Trading at the Bureau De Change(BDC) segment saw the Naira close at N360 to the dollar, while the Pound Sterling and the Euro closed at N478.30 and N420.
Meanwhile, in spite of the continuous intervention by the Central Bank of Nigeria (CBN) at the foreign exchange market and the increase in the price of oil at the international market, the manufacturing sector witnessed slow growth in the month of September.
The manufacturing sector continued to expand in September, though at a slower pace, the latest CBN Manufacturing Purchasing Managers’ Index (PMI) report, shows.
It showed that the September Manufacturing PMI eased to 56.2 from 57.1 in August, indicating expansion in the manufacturing sector for the 18th consecutive month.
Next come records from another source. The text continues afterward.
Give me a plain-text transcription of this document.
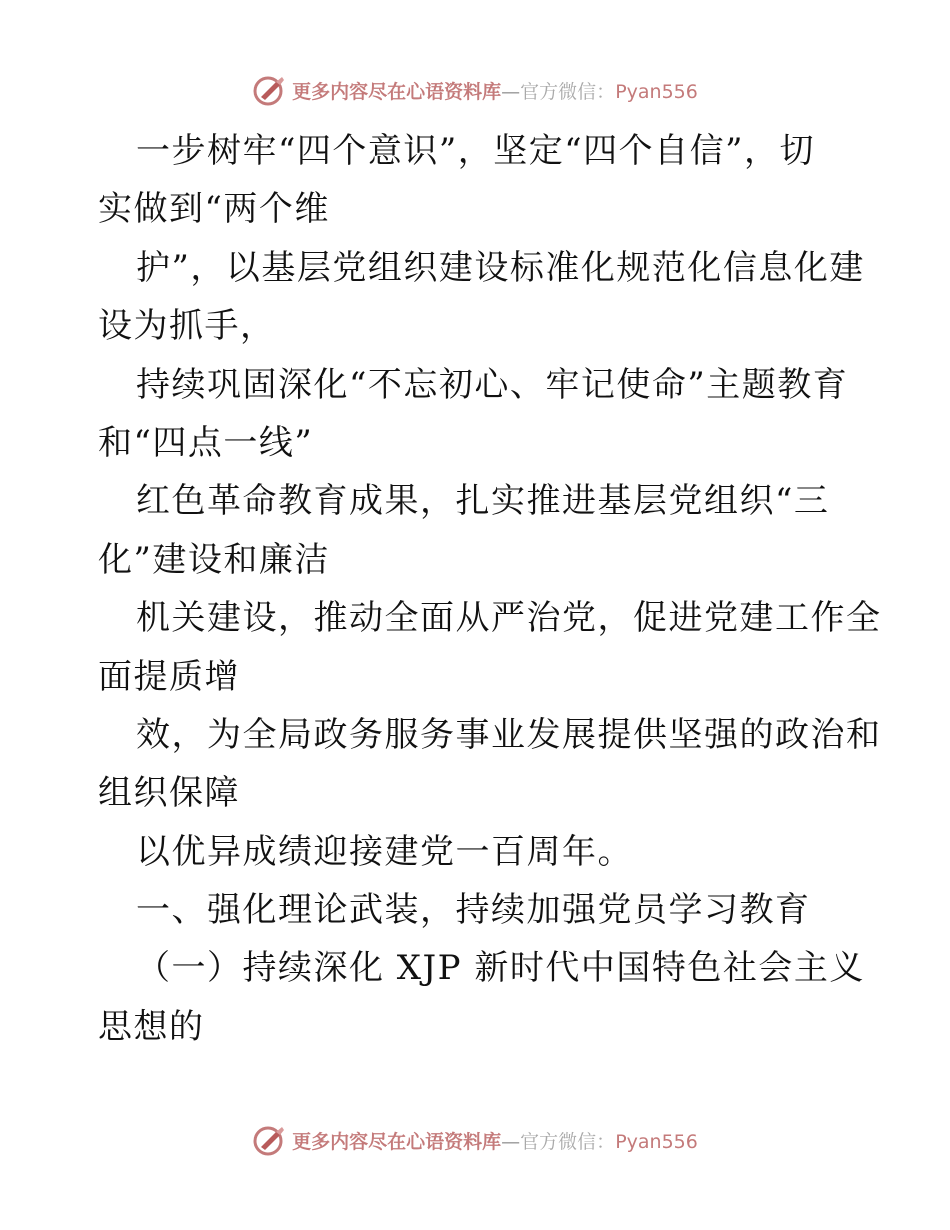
更多内容尽在心语资料库—官方微信：Pyan556
一步树牢“四个意识”，坚定“四个自信”，切
实做到“两个维
护”，以基层党组织建设标准化规范化信息化建
设为抓手，
持续巩固深化“不忘初心、牢记使命”主题教育
和“四点一线”
红色革命教育成果，扎实推进基层党组织“三
化”建设和廉洁
机关建设，推动全面从严治党，促进党建工作全
面提质增
效，为全局政务服务事业发展提供坚强的政治和
组织保障
以优异成绩迎接建党一百周年。
一、强化理论武装，持续加强党员学习教育
（一）持续深化 XJP 新时代中国特色社会主义
思想的
更多内容尽在心语资料库—官方微信：Pyan556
The report noted that “a composite PMI above 50 points indicates that the manufacturing/non-manufacturing economy is generally expanding, 50 points indicates no change and below 50 points indicates that it is generally contracting.”
The Nigeria’s inflation rate has rebounded in August for the first time since January 2017 after recording 18 consecutive months of downward trend, according to the National Bureau of Statistics (NBS).
In the August inflation report by the statistics bureau on Friday, the nation’s Consumer Price Index (CPI), which measures inflation, rose by 0.09 percent points to 11.23 percent in August.
This implies the prices of goods and services rose at a faster rate in review month – just like June 2018 – when compared with July 2018.
The headline inflation had been on steady decline from 18.72 percent since January 2017 to 11.14 percent in July 2018, this was after it fell to 18.55 percent in December 2016.
In spite of the persistent decline during the period, the macroeconomic variable remained above the Central Bank of Nigeria’s (CBN) acceptable band of 6 percent to 9 percent.
The CPI measures the composite changes in the prices of consumer goods and services, such as food, transportation, and medical care, purchased by households, over a period.
The NBS said food inflation also surged to 13.16 percent YoY in August up from 12.85 percent recorded in previous month, while core inflation, which excludes agricultural produce, dropped from 10.2 percent in July to 10.0 percent in August.
The CBN had expressed fear over the possibility of a rebound in the macroeconomic indicator in the second half of 2018 as a result of increased spending ahead of the 2019 general elections.
In August, the CBN said it may consider raising its key lending rate for the first time in two years if the inflation rate worsens.
The Monetary Policy Committee (MPC) of the CBN in its July meeting had retained the Monetary Policy Rate (MPR) at record-high of 14 percent for the 11th consecutive time since 2016 to monitor the magnitude of the liquidity impact of the fiscal injection and election related expenditure.